Fruit or vegetable: Why a tomato could be either
May 13, 2024 - Health

Axios Finish Line: Eat your veggies — or whatever you call them

Illustration of a sliced tomato with a question mark in the middle

Illustration: Sarah Grillo/Axios

Some people say a tomato is a fruit while others say it's a vegetable — and then there are people who say there actually is no such thing as a vegetable. That could all be correct.

Why it matters: Technical "vegetable" definitions can confuse people who are trying to eat well.

The distinction between fruits and vegetables "is largely semantic, and has different significance whether you're thinking like a botanist, a chef or a nutritionist," food writer and educator Pamela Vachon tells Axios.

  • Botanists might not even use the word "vegetable" at all, and instead focus on how the plant grows and plant parts (including the root, leaves and fruit).
  • Nutritionists and chefs typically classify produce based on nutrients and taste (sweet vs. savory).

Between the lines: Tomatoes, eggplants, peppers and avocados — and other foods with fleshy plant parts that surround their seeds — are typically considered fruits by botanists, but vegetables by nutritionists and chefs.

The U.S. Department of Agriculture (USDA), which has national recommendations for healthy eating, goes the nutritionist/chef route: It considers savory produce vegetables and sweet/tart ones fruit.

  • USDA divides veggies into five groups based on their nutrients, including an "other" category that includes avocados and cucumbers, and a "red and orange" vegetable group that includes sweet potatoes and tomatoes.
  • Flashback: The USDA used to encourage the Food Pyramid way of eating, but now suggests that people eat fruit and veggies as half of their meal plate.

Zoom out: It's not necessary to categorize the produce you're eating as a fruit or a vegetable in order to eat well, and obsessing over things like the amount of natural sugars in produce is "splitting hairs," dietitian and chef Laura Geraty tells Axios. (For the record, she usually considers a tomato a vegetable.)

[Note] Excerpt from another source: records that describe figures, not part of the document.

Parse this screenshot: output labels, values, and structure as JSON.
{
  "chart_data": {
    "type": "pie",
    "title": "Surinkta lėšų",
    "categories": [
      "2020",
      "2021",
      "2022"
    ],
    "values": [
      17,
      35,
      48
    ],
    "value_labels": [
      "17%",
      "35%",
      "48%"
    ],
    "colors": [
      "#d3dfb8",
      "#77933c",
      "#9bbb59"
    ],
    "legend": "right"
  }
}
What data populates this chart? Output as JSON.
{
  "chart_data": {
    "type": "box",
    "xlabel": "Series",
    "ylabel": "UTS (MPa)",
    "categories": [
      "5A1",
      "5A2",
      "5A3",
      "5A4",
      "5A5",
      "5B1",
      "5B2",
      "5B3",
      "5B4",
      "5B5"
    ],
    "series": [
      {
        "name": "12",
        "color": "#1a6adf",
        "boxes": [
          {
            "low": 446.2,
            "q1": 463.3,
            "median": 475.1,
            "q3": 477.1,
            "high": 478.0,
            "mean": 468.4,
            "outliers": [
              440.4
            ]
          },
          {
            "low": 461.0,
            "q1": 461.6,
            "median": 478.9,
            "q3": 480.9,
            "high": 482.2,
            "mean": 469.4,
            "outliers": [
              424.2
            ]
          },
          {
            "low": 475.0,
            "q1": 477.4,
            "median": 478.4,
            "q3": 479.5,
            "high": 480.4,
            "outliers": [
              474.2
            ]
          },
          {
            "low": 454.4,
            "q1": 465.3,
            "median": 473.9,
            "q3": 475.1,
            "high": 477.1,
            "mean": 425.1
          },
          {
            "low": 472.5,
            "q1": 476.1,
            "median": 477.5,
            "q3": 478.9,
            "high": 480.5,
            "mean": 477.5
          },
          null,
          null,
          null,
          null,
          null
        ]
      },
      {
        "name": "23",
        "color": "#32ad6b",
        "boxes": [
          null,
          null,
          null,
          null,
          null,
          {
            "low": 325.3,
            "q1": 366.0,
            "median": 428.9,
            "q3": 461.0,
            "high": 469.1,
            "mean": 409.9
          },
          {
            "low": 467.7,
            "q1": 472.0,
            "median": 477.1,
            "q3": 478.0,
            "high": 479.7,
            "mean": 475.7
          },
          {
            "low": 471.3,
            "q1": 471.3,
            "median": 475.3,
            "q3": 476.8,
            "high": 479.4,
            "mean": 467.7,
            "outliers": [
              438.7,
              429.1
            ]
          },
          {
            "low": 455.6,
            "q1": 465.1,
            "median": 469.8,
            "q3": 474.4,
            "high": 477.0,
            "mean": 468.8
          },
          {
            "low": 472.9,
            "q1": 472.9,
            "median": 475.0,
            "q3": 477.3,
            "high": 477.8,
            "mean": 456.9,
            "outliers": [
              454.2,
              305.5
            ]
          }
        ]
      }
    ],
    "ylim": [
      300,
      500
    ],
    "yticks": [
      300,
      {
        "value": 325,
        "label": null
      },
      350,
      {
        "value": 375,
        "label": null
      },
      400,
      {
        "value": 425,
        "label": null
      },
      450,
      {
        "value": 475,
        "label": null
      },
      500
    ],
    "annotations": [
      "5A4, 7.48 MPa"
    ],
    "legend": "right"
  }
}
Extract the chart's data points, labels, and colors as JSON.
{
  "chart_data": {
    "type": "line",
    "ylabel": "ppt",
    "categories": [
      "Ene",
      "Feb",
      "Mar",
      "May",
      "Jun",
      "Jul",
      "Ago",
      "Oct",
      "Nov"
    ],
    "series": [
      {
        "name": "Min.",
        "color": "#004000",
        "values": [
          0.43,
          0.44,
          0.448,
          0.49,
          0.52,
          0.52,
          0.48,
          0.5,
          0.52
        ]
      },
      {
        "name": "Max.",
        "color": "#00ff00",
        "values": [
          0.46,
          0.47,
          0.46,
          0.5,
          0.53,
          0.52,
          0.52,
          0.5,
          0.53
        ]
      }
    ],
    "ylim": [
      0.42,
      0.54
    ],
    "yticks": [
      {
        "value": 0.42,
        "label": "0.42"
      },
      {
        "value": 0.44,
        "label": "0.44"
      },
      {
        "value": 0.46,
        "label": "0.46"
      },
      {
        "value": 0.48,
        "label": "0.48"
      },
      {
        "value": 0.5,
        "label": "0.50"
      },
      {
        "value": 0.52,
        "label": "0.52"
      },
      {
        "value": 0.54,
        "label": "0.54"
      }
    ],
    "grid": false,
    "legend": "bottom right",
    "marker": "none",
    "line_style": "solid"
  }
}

  • Something else to avoid: Eating too much of any one particular food, even if it's a "vegetable," because that can give you "too much of some nutrients [and] not enough of others."
  • Instead, Geraty and other experts recommend eating a variety of produce — from leafy greens to citrus — in a rainbow of colors and prepared in different ways.
  • For example, eating a tomato with olive oil unlocks a different nutrient profile than eating a roasted tomato. "If you're eating it in a way that tastes very good," it's often a more "nutritionally rich experience."

Carly's thought bubble: A pregnancy app I've been using has been comparing my growing baby to a new fruit each week, and some of the suggested "fruits" made me wonder if they were actually "vegetables." So, here we are.